Having finished my time in the CRW Wing, I returned to the familiar environment of 8 Troop. Our boss now was a Parachute Regiment officer called Major S who was a real contrast with ET. When I rejoined the troop he took me to one side for a chat and told me that ET had briefed him that I was a problem character but that he had been keeping his eye on me as a result and couldn’t see what he was on about. Major S was a no-nonsense guy in the best traditions of the SAS and had been a platoon commander in 3 Para in the Falklands. I liked him because he was trustworthy and reliable. In later years, like ET, he became a senior general in the army but, unlike ET, I felt that this guy deserved it.

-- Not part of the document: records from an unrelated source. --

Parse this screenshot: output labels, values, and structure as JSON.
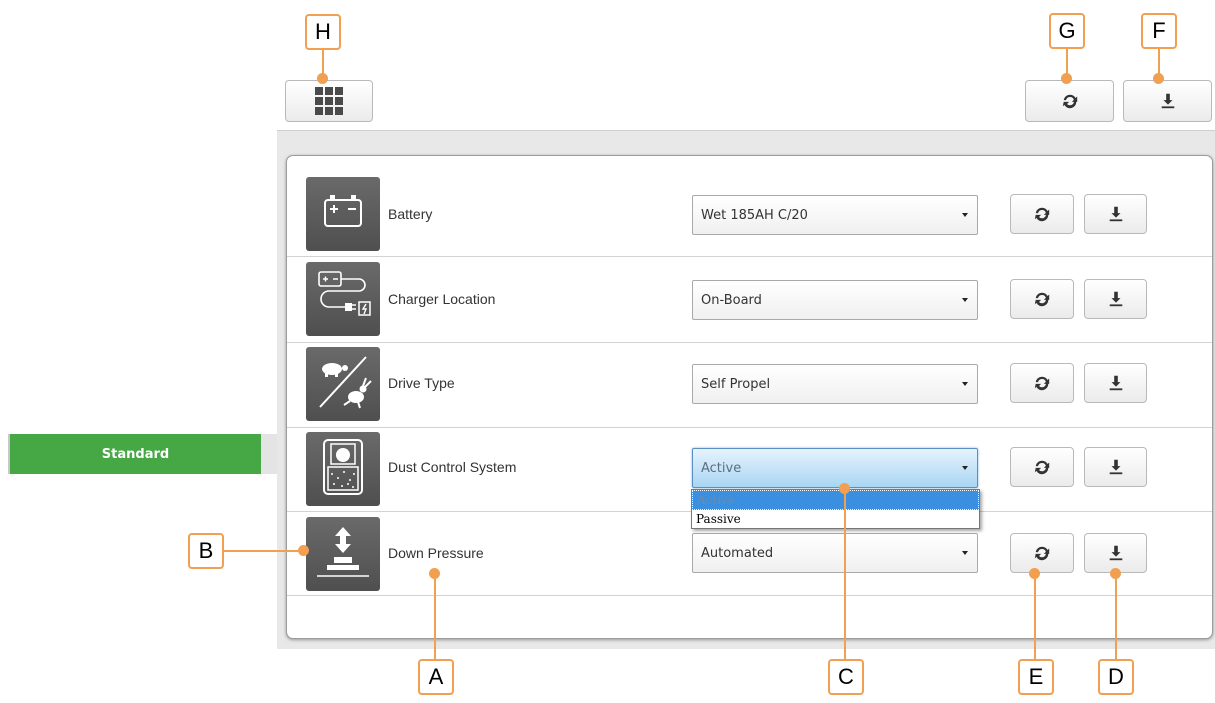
{
  "toolbar": {
    "grid_icon": "grid-icon",
    "refresh_all_icon": "refresh-icon",
    "download_all_icon": "download-icon"
  },
  "sidebar": {
    "standard_label": "Standard"
  },
  "rows": [
    {
      "label": "Battery",
      "value": "Wet 185AH C/20",
      "icon": "battery-icon"
    },
    {
      "label": "Charger Location",
      "value": "On-Board",
      "icon": "charger-icon"
    },
    {
      "label": "Drive Type",
      "value": "Self Propel",
      "icon": "turtle-rabbit-icon"
    },
    {
      "label": "Dust Control System",
      "value": "Active",
      "icon": "dust-control-icon"
    },
    {
      "label": "Down Pressure",
      "value": "Automated",
      "icon": "down-pressure-icon"
    }
  ],
  "dropdown": {
    "options": [
      "Active",
      "Passive"
    ],
    "selected": "Active"
  },
  "callouts": {
    "a": "A",
    "b": "B",
    "c": "C",
    "d": "D",
    "e": "E",
    "f": "F",
    "g": "G",
    "h": "H"
  },
  "colors": {
    "accent": "#f0a050",
    "standard": "#45a845",
    "tile": "#5a5a5a"
  }
}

It was still all go. Having returned to B Squadron, we were sent off on a team task to work with the President of Nigeria’s personal bodyguard. Ibrahim Babangida had become President of Nigeria after launching a military coup in 1985 with the supposed intent of ending human rights abuses and ushering in a civilian government. In consequence, Margaret Thatcher’s government had sent an SAS training team out to train his bodyguards so that he could finish this task. By 1987, when we were due to go, the patience of the British government was wearing thin. Babangida hadn’t made much effort to institute reforms and there were serious rumours of yet another coup attempt in the offing. Our mission was effectively a last chance. We would be going to train bodyguard instructors – using the best of the bodyguards we’d previously trained – so that they would have no further need to rely on British help: effectively, they could sink or swim.